At 9:44 a.m. (1444 GMT), the Canadian dollar CAD=D4 was trading nearly unchanged at 1.3189 to the greenback, or 75.82 U.S. cents. The currency touched its weakest intraday level since Dec. 11 at 1.3206.

On Monday, Canada’s minority Liberal government kicked off the ratification process for the United States-Mexico-Canada Agreement (USMCA) trade pact and urged opposition lawmakers to formally approve the deal as quickly as possible.
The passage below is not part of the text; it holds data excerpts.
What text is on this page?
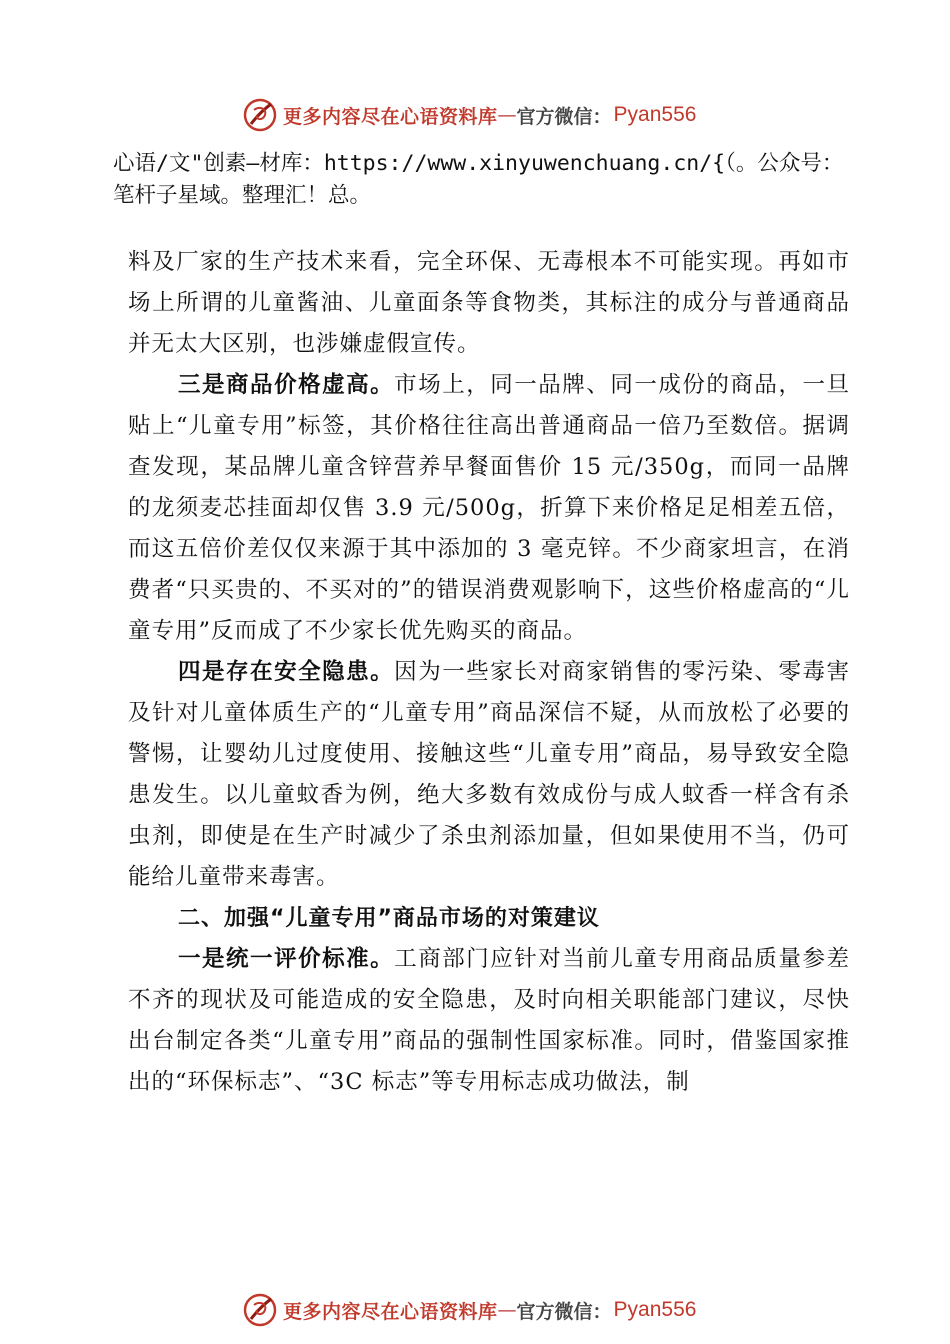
更多内容尽在心语资料库 — 官方微信： Pyan556
心语/文"创素—材库：https://www.xinyuwenchuang.cn/{（。公众号：笔杆子星域。整理汇！总。

料及厂家的生产技术来看，完全环保、无毒根本不可能实现。再如市场上所谓的儿童酱油、儿童面条等食物类，其标注的成分与普通商品并无太大区别，也涉嫌虚假宣传。

三是商品价格虚高。市场上，同一品牌、同一成份的商品，一旦贴上“儿童专用”标签，其价格往往高出普通商品一倍乃至数倍。据调查发现，某品牌儿童含锌营养早餐面售价 15 元/350g，而同一品牌的龙须麦芯挂面却仅售 3.9 元/500g，折算下来价格足足相差五倍，而这五倍价差仅仅来源于其中添加的 3 毫克锌。不少商家坦言，在消费者“只买贵的、不买对的”的错误消费观影响下，这些价格虚高的“儿童专用”反而成了不少家长优先购买的商品。

四是存在安全隐患。因为一些家长对商家销售的零污染、零毒害及针对儿童体质生产的“儿童专用”商品深信不疑，从而放松了必要的警惕，让婴幼儿过度使用、接触这些“儿童专用”商品，易导致安全隐患发生。以儿童蚊香为例，绝大多数有效成份与成人蚊香一样含有杀虫剂，即使是在生产时减少了杀虫剂添加量，但如果使用不当，仍可能给儿童带来毒害。

二、加强“儿童专用”商品市场的对策建议

一是统一评价标准。工商部门应针对当前儿童专用商品质量参差不齐的现状及可能造成的安全隐患，及时向相关职能部门建议，尽快出台制定各类“儿童专用”商品的强制性国家标准。同时，借鉴国家推出的“环保标志”、“3C 标志”等专用标志成功做法，制

更多内容尽在心语资料库 — 官方微信： Pyan556
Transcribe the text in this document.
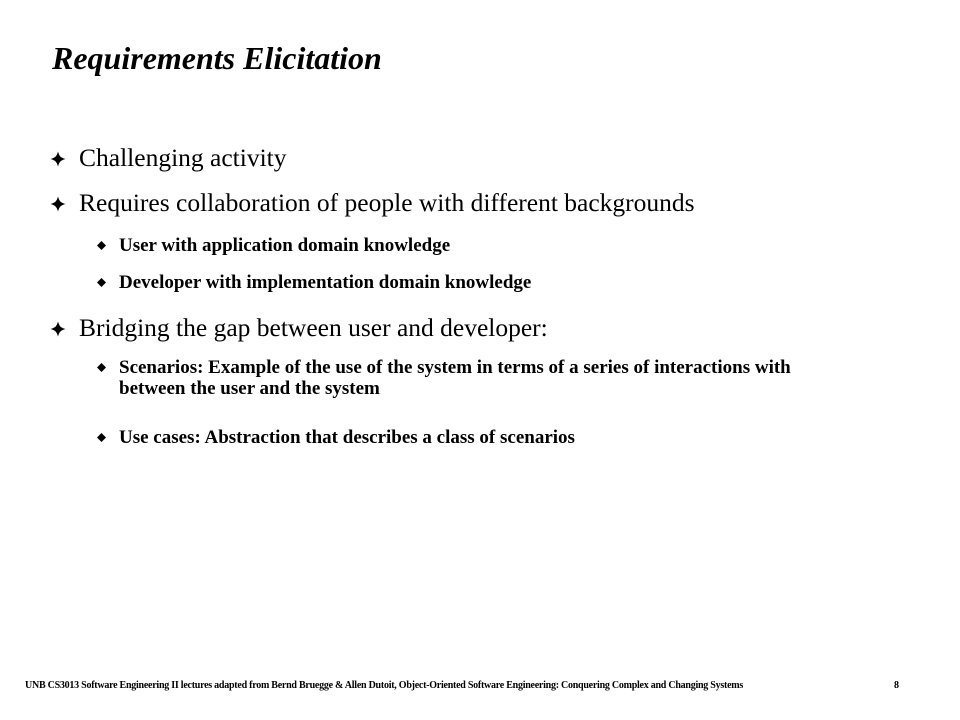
Requirements Elicitation
Challenging activity
Requires collaboration of people with different backgrounds
User with application domain knowledge
Developer with implementation domain knowledge
Bridging the gap between user and developer:
Scenarios: Example of the use of the system in terms of a series of interactions with between the user and the system
Use cases: Abstraction that describes a class of scenarios
UNB CS3013 Software Engineering II lectures adapted from Bernd Bruegge & Allen Dutoit, Object-Oriented Software Engineering: Conquering Complex and Changing Systems	8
Canada sends about 75% of its exports to the United States.

Canada’s gross domestic product data for November is due on Friday, which could help guide expectations for a Bank of Canada interest rate cut.

Last week, the central bank left its benchmark interest rate steady at 1.75%, as expected, but said a future cut was possible should a recent slowdown in domestic growth persist.

Canadian government bond prices were lower across the yield curve in sympathy with U.S. Treasuries. The two-year CA2YT=RR fell 2.9 Canadian cents to yield 1.458% and the 10-year CA10YT=RR was down 8.8 Canadian cents to yield 1.314%.

The 10-year yield touched its lowest intraday level since Oct. 8 at 1.283%.